Abstract

Background: Activating mutations of FLT3 occur in roughly 30% of adults with AML and are associated with an increased relapse rate and reduced survival. Lestaurtinib (CEP-701), an oral FLT3 kinase inhibitor, has activity as monotherapy in relapsed/refractory AML patients with FLT3 mutations. In vitro studies have demonstrated synergistic cytotoxic effects when FLT3 mutant AML cells were exposed to chemotherapy followed by lestaurtinib.

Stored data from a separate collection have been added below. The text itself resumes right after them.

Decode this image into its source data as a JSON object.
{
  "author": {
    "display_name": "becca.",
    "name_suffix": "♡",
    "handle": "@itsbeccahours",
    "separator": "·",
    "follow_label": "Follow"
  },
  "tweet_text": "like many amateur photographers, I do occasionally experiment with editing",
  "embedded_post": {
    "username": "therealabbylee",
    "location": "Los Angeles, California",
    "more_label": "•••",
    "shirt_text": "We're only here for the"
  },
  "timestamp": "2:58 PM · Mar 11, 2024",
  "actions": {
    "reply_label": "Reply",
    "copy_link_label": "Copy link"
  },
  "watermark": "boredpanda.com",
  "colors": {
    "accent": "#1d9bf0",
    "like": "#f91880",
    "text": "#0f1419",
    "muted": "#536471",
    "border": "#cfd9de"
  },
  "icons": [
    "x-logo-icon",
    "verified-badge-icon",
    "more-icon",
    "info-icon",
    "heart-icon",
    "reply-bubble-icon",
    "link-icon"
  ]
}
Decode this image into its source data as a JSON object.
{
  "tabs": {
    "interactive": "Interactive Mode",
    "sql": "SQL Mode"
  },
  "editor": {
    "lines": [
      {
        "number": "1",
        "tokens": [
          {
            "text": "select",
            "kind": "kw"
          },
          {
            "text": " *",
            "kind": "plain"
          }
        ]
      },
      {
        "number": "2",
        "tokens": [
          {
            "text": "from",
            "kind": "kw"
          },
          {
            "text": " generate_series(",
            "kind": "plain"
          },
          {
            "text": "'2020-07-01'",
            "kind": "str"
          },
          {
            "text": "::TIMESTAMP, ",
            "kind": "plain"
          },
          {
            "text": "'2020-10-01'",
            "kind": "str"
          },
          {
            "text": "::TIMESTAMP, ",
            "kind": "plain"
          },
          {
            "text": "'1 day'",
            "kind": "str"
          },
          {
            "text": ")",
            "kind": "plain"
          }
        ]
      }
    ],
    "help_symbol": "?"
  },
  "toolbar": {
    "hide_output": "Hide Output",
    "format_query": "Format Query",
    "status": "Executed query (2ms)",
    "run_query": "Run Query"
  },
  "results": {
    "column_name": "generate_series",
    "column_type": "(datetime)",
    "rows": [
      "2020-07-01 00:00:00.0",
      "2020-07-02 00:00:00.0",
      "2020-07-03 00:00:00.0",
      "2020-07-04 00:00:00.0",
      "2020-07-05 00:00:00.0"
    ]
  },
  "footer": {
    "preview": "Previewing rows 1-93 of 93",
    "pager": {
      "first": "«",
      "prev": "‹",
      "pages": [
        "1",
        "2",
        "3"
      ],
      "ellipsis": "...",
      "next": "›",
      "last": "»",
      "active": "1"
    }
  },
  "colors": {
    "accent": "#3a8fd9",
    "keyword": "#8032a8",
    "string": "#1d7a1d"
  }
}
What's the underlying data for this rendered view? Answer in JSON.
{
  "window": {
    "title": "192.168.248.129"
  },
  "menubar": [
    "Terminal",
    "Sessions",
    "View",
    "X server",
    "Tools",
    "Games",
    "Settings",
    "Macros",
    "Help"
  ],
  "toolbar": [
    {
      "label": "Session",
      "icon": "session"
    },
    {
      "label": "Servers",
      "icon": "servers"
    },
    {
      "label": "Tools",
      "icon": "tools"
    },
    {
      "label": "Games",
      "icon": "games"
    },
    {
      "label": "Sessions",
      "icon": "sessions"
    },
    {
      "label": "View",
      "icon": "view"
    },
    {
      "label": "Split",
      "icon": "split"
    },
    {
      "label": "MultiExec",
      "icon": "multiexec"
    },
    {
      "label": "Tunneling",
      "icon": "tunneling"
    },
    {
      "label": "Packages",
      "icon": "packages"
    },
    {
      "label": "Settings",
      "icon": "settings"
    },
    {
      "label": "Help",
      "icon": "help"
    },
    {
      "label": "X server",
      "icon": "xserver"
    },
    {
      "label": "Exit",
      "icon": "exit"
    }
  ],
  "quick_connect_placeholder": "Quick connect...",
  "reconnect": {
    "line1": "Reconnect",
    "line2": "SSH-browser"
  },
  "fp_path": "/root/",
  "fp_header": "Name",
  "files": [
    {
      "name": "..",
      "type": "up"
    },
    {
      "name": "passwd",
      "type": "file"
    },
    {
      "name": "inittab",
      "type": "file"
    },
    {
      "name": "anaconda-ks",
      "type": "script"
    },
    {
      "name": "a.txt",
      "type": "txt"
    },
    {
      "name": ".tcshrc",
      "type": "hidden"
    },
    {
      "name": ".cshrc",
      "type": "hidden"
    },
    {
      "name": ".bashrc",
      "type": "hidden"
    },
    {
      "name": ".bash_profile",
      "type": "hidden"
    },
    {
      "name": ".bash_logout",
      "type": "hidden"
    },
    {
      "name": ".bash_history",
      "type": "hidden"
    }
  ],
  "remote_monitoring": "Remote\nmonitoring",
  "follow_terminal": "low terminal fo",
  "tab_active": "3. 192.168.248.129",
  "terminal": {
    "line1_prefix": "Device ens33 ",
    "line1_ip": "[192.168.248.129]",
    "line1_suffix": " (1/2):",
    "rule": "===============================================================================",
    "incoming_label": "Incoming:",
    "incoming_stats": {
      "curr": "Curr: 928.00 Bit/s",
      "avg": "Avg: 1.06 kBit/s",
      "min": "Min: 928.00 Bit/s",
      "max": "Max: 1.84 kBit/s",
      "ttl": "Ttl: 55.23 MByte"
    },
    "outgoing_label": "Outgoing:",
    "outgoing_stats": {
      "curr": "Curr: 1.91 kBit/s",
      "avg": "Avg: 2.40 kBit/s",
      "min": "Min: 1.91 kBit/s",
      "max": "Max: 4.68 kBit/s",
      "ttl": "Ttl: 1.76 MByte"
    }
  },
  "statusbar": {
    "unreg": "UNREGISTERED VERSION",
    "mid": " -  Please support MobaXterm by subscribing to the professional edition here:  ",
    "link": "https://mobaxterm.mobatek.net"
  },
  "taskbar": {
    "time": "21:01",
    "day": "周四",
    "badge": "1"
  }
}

Methods: Patients with AML in first relapse were randomized 1:1 to receive chemotherapy alone or chemotherapy followed by treatment with lestaurtinib. Eligible patients were required to have a FLT3 activating mutation (ITD or Asp835) at first relapse. Chemotherapy was determined by duration of initial remission: 1–6 months, MEC (mitoxantrone, etoposide, cytarabine); 6–24 months, HiDAC (high-dose cytarabine). Both regimens consisted of 5 days of chemotherapy, and, for those patients randomized to receive lestaurtinib (80 mg bid), treatment was started two days after the final dose of chemotherapy. The primary endpoint was complete remission (CR), determined within 42 days of study entry. Prior to initiation of chemotherapy, leukemia cells of the patients randomized to lestaurtinib were tested for in vitro sensitivity to lestaurtinib using a cytotoxicity assay. Plasma samples were obtained at baseline and Days 15 and 42 to determine FLT3 inhibitory activity.

Results: To date, 42 patients have been enrolled and 34 have completed the primary endpoint assessment (12 male and 22 female, median age 58, range 26–72). In general, lestaurtinib was well tolerated, with mild to moderate gastrointestinal symptoms and fatigue attributed to the drug. Of the pretreatment leukemia samples available for cytotoxicity analysis, 78% were sensitive to lestaurtinib in vitro. Thirteen of 17 (76%) patients achieved a plasma FLT3 inhibitory activity of greater than 85%. All patients who achieved this degree of plasma FLT3 inhibitory activity and whose pretreatment leukemia cells were sensitive in vitro to lestaurtinib achieved a clinical response. Conversely, patients with insensitive cells or low drug plasma levels did not respond. Ten of 17 patients randomized to lestaurtinib showed evidence of response (CR or partial response [PR]), with 5 achieving CR, 3 CR with incomplete blood count recovery (CRi), and 2 PR. Four of 17 patients randomized to receive chemotherapy alone had achieved a response (2 CR, 2 CRi). Accrual is ongoing, and updated clinical and correlative data will be presented.

Conclusions: These results demonstrate that real-time correlative studies are able to accurately predict response to lestaurtinib, and the clinical benefit achieved for these patients provides important evidence that targeting FLT3 remains a valid therapeutic approach for AML with FLT3 activating mutations.